都営三田線という路線をご存知でしょうか。東京のど真ん中を走る電車にしてはマイナーな路線といえるかもしれません(板橋区民以外は)。南は目黒から日比谷や大手町を抜け板橋区方面に伸びている路線です。アルファベットの「C」の逆のような形の路線です。
都営三田線は戦前より計画されてた路線ですが、開業したのは1968年になってからで、巣鴨駅から志村駅(現在の高島平駅)の10.4kmそこそこの長さを開業させます。その後、三田線は巣鴨から南に延伸していきます。1972年には日比谷、1973年には三田まで延ばしました。
1976年に高島平から西高島平までの1.5kmの区間が開業します。そして1978年にようやく現在の名称である「三田線」に変更しました。最後に残された区間の三田から目黒間は2000年に開通します。三田線が最初に走り出してから30年以上も後になって、ようやく計画されていた全線を開業させるに至ったのです。と、ここまではよくある話ですが、ここまで来るのに三田線は迷走しっぱなしでした。どういう事でしょうか。
現在の三田線は目黒駅で東急目黒線に乗り入れていますが、開業前の計画段階では五反田駅から東急池上線に、板橋方面は東武東上線に乗り入れる計画でした。どちらにも乗り入れが出来るように東急と東武の線路幅(1067㎜)にあわせたのですがにもかかわらず東急池上線&東武東上線との相互乗り入れは破断してしまいます。
東急側の理由は、距離的にも時間的にも乗客の利便増進に資するものではないという経営判断によるもので、東部側の理由は、三田線が都心へ向けて大きく迂回するルートであることや、池袋駅に乗り入れないため、東武百貨店をはじめとした池袋地区の開発に資さず、東上線にとっての線増効果をもたらさないと考えたためです。何とも自分勝手な理由なので、東急・東武に対して都交通局は抗議を行っていますが、結局は両社の意向に押し切られてしまいました。
ちなみに三田線の線路幅は1067㎜ですが、都営新宿線は乗り入れ先である京王電鉄にあわせたため1372mmで建設されました。都営浅草線は1435㎜で、乗り入れ先の京浜急行や京成電鉄にあわせています。大江戸線も1435㎜です。車両を統一規格にして製造する方がコスト減になりますが、3つの軌道を持っていますので経済面としてはよろしくないですね。

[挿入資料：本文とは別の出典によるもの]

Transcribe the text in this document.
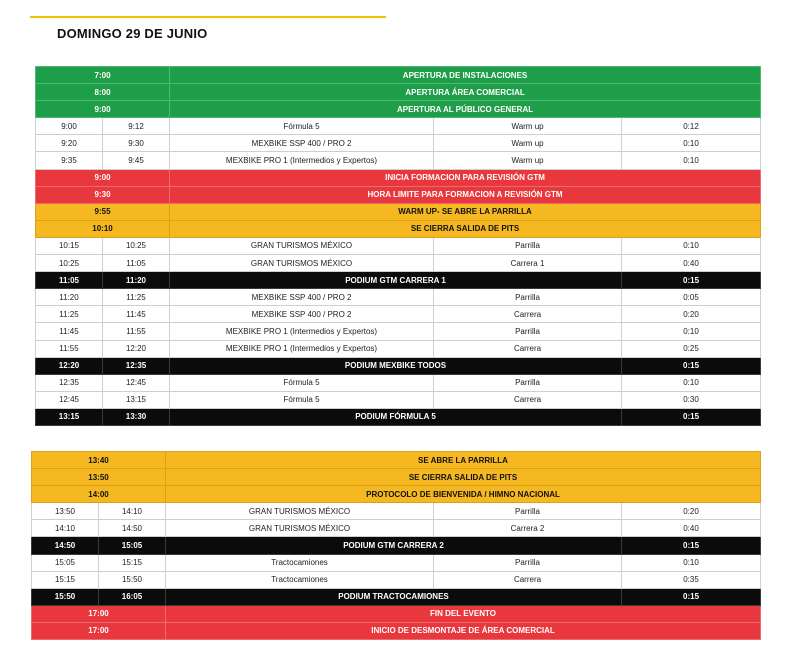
DOMINGO 29 DE JUNIO
7:00		APERTURA DE INSTALACIONES		
8:00		APERTURA ÁREA COMERCIAL		
9:00		APERTURA AL PÚBLICO GENERAL		
9:00	9:12	Fórmula 5	Warm up	0:12
9:20	9:30	MEXBIKE SSP 400 / PRO 2	Warm up	0:10
9:35	9:45	MEXBIKE PRO 1 (Intermedios y Expertos)	Warm up	0:10
9:00		INICIA FORMACION PARA REVISIÓN GTM		
9:30		HORA LIMITE PARA FORMACION A REVISIÓN GTM		
9:55		WARM UP- SE ABRE LA PARRILLA		
10:10		SE CIERRA SALIDA DE PITS		
10:15	10:25	GRAN TURISMOS MÉXICO	Parrilla	0:10
10:25	11:05	GRAN TURISMOS MÉXICO	Carrera 1	0:40
11:05	11:20	PODIUM GTM CARRERA 1		0:15
11:20	11:25	MEXBIKE SSP 400 / PRO 2	Parrilla	0:05
11:25	11:45	MEXBIKE SSP 400 / PRO 2	Carrera	0:20
11:45	11:55	MEXBIKE PRO 1 (Intermedios y Expertos)	Parrilla	0:10
11:55	12:20	MEXBIKE PRO 1 (Intermedios y Expertos)	Carrera	0:25
12:20	12:35	PODIUM MEXBIKE TODOS		0:15
12:35	12:45	Fórmula 5	Parrilla	0:10
12:45	13:15	Fórmula 5	Carrera	0:30
13:15	13:30	PODIUM FÓRMULA 5		0:15
13:40		SE ABRE LA PARRILLA		
13:50		SE CIERRA SALIDA DE PITS		
14:00		PROTOCOLO DE BIENVENIDA / HIMNO NACIONAL		
13:50	14:10	GRAN TURISMOS MÉXICO	Parrilla	0:20
14:10	14:50	GRAN TURISMOS MÉXICO	Carrera 2	0:40
14:50	15:05	PODIUM GTM CARRERA 2		0:15
15:05	15:15	Tractocamiones	Parrilla	0:10
15:15	15:50	Tractocamiones	Carrera	0:35
15:50	16:05	PODIUM TRACTOCAMIONES		0:15
17:00		FIN DEL EVENTO		
17:00		INICIO DE DESMONTAJE DE ÁREA COMERCIAL		
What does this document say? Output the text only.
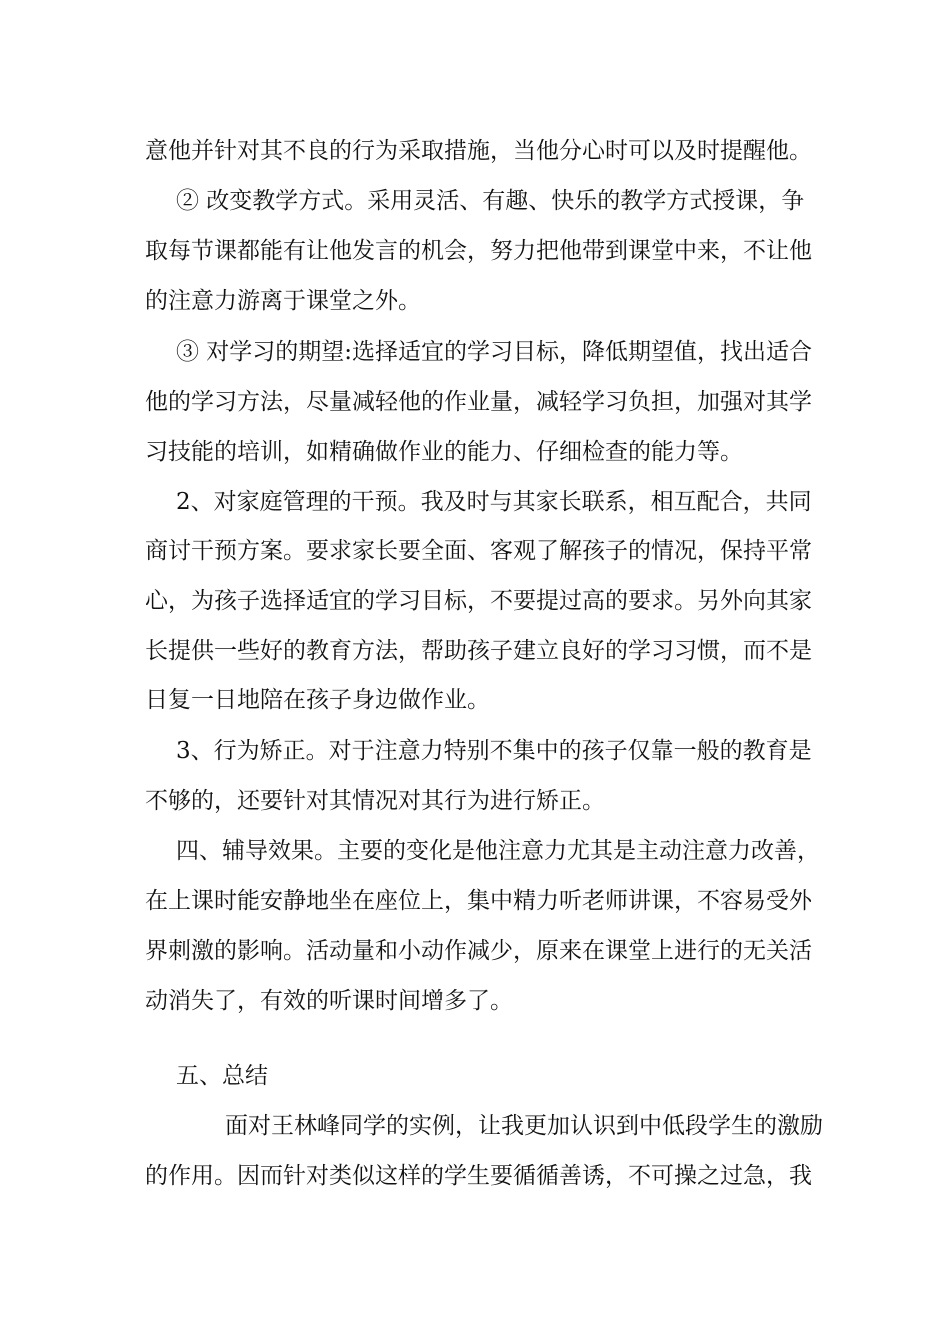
意他并针对其不良的行为采取措施，当他分心时可以及时提醒他。
② 改变教学方式。采用灵活、有趣、快乐的教学方式授课，争
取每节课都能有让他发言的机会，努力把他带到课堂中来，不让他
的注意力游离于课堂之外。
③ 对学习的期望:选择适宜的学习目标，降低期望值，找出适合
他的学习方法，尽量减轻他的作业量，减轻学习负担，加强对其学
习技能的培训，如精确做作业的能力、仔细检查的能力等。
2、对家庭管理的干预。我及时与其家长联系，相互配合，共同
商讨干预方案。要求家长要全面、客观了解孩子的情况，保持平常
心，为孩子选择适宜的学习目标，不要提过高的要求。另外向其家
长提供一些好的教育方法，帮助孩子建立良好的学习习惯，而不是
日复一日地陪在孩子身边做作业。
3、行为矫正。对于注意力特别不集中的孩子仅靠一般的教育是
不够的，还要针对其情况对其行为进行矫正。
四、辅导效果。主要的变化是他注意力尤其是主动注意力改善，
在上课时能安静地坐在座位上，集中精力听老师讲课，不容易受外
界刺激的影响。活动量和小动作减少，原来在课堂上进行的无关活
动消失了，有效的听课时间增多了。
五、总结
面对王林峰同学的实例，让我更加认识到中低段学生的激励
的作用。因而针对类似这样的学生要循循善诱，不可操之过急，我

そんなこんなで迷走していた三田線ですが、1972年に入居が始まった高島平団地によって希望が見え始めます。団地が造成されたことによって、住民のアクセスを確保する必要がでてきたのです。西高島平・新高島平・高島平・西台などの駅には多くの都営住宅や公団住宅といった大規模な団地があり、沿線の至るところに立っているのが特徴です。マイナーな路線ですが板橋区民には無くてはならない足となっているのです。